Did you know that the Notre Dame Fighting Irish are coming to Chestnut Hill to play the Boston College Eagles Saturday at 3:30 at Alumni Stadium?
Of course not.
Shake down the thunder and dropkick me Touchdown Jesus through the goalposts of life. Our region’s abject apathy about this game is the latest demonstration that we are the worst college sports town in America.
There’s no shame in this. Not in my book anyway. I love the fact that we have evolved into a pro sports-only town. The Four Horsemen of Boston sports — the Red Sox, Patriots, Celtics, and Bruins — provide more than enough fodder to fill these pages and fuel four all-sports local radio and television stations.
College football? It no longer exists in our region. Boston College brings the likes of Virginia Tech, Florida State, Wake Forest, and NOTRE DAME to town, and most of you reading this probably learned about the BC-ND game just now.
Scott Zolak and Marc Bertrand are cohosts of a popular midday sports show on 98.5 The Sports Hub (disclosure: I am a weekly guest; oh, and while we’re at it, John Henry owns the Globe and the Red Sox). Zo and the Beetle are forever locked in a ratings war with rival WEEI. I asked them if they plan to devote any precious programming to the big BC-Notre Dame game.

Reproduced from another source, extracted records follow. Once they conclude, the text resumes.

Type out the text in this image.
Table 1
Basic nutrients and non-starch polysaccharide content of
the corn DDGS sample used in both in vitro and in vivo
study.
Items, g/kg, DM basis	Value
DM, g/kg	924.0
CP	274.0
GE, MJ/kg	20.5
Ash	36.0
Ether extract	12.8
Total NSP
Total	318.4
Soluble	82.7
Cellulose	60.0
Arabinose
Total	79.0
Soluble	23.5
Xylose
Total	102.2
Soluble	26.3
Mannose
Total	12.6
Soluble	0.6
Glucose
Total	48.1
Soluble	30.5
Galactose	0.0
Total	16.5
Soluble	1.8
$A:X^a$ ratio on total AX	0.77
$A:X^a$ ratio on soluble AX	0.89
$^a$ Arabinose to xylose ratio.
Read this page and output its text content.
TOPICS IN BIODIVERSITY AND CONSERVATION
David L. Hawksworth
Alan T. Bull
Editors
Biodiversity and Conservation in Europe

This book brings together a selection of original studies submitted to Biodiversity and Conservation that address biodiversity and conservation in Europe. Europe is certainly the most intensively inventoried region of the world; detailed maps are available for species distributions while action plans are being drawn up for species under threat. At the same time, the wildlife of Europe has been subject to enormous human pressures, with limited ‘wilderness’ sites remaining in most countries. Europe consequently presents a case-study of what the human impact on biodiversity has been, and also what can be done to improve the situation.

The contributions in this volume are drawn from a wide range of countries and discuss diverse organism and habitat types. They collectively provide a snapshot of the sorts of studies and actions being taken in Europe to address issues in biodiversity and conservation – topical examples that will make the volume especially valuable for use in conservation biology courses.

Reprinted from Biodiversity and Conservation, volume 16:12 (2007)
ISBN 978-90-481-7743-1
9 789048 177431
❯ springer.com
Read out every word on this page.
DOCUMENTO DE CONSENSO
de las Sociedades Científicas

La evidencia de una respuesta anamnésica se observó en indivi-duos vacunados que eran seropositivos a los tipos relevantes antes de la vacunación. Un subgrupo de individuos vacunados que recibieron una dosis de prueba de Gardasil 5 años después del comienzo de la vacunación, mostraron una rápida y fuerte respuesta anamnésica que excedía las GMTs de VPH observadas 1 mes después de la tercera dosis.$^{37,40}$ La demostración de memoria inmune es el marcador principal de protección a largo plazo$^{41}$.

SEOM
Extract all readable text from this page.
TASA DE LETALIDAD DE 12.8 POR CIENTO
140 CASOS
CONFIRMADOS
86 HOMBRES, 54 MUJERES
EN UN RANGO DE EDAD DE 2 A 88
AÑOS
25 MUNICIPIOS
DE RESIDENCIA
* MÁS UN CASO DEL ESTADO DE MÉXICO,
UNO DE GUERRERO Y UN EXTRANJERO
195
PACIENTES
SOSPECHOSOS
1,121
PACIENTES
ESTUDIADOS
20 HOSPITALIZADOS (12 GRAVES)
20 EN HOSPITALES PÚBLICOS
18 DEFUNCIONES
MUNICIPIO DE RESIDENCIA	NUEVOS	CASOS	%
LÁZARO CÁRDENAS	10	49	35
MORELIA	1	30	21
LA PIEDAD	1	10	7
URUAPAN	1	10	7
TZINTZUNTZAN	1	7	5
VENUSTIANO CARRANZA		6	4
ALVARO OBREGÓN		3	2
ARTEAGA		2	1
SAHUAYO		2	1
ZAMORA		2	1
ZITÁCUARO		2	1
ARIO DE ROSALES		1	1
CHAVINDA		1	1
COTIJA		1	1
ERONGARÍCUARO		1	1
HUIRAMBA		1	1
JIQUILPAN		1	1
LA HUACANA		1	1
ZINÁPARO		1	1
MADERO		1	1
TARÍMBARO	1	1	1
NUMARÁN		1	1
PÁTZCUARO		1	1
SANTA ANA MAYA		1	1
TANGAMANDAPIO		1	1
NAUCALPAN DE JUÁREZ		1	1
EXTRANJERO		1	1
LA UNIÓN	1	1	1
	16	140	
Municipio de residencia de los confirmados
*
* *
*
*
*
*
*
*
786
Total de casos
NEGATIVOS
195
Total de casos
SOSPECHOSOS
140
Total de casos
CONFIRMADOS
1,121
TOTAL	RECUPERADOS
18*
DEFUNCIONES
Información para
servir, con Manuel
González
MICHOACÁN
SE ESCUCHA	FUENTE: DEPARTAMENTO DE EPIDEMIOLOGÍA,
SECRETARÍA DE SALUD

“I’ve been here over nine years,’’ said Zolak, who grew up in football-crazed Western Pennsylvania and starred at Maryland. “I like my job and I want to keep my job. So I’m going to talk about what people want to talk about. We live in a town where all four pro sports teams matter.’’
Hmmm. That sounds like a “no” regarding the Eagles and Irish.
Bertrand, a UMass alum/booster and a big-time college hoop fan, added, “On our show, I talk about the things people talk about, and people are not talking about this game.’’
Amen. Good old-fashioned college football talk would be a ratings-killer.
No offense to the hard-working scholar-athletes at Boston College, but can any of you local sports fans tell me the name of the BC quarterback? Or any other player?
I drove around campus Tuesday and there was a distinct lack of buzz about the big game. No signage about beating the Irish. No boola-boola. When I popped into Conte Forum late in the morning, I had to talk to four people before I could find anyone who could locate the sports information office.
This is no one’s fault, and it could be argued that BC is fortunate to be flying under the radar when it comes to big-time football and basketball. Two years ago, the Eagles made NCAA history by going an aggregate 0-26 in ACC play in football and basketball.
The Eagles made it to the Quick Lane Bowl last year, but only because they fattened up on UMass, Wagner, Buffalo, and UConn. BC’s 2017 “bowl” team lost games to Virginia Tech, Clemson, Louisvillle, and Florida State by an aggregate 202-24.
The Eagles are 1-1 as they prepare for Saturday’s Catholic Super Bowl with the 1-1 Irish. BC won its opener at Northern Illinois, but lost at home to Wake Forest, 34-10, last weekend.
Baby Boomer Boston sports fans remember when BC had a piece of the local sports pie. Our dads and moms talked of the days when the Eagles and Holy Cross could sell out Fenway Park for the annual Jesuit clash.
Frank Leahy took BC to the Cotton Bowl in 1940 and won the Sugar Bowl against Tennessee one year later. As recently as 1984-85, a Natick kid named Doug Flutie won a Heisman Trophy and beat the University of Houston in the Cotton Bowl. Tom Coughlin kept BC on the football map with great teams in the early 1990s.
Bringing mighty Notre Dame here in 1975 for the first time was a major sports event around here. In 1992, both teams were ranked in the top 10 in the country before Jerome Bettis ran all over the Eagles (54-7) in South Bend. When unheralded BC kicker David Gordon booted a 41-yard field goal to beat top-ranked Notre Dame at South Bend in November of 1993, it was Page One news and considered one of the top local sports moments of all time.
Today? No so much. I knew it was over for big-time college sports locally in 2007 when the football Eagles were ranked second in the country in late October and could hardly get their names mentioned on the radio or TV. Matty “Ice” Ryan was quarterback of that squad, but the Eagles could not get any attention because the Red Sox were winning the World Series, the Patriots were on their way to 18-0, and Kevin Garnett and Ray Allen had just teamed up with Paul Pierce to begin the Celtics’ quest for championship banner No. 17.
Notre Dame is coming to Boston Saturday.
Ghosts of Knute Rockne and the Gipper. The Sons of Rudy are the New York Yankees of college sports — the gold brand of NCAA gluttony. But while New England fans prepare for the baseball playoffs and watching Patriots-Saints on CBS, the Fighting Irish will pass through town here virtually unnoticed.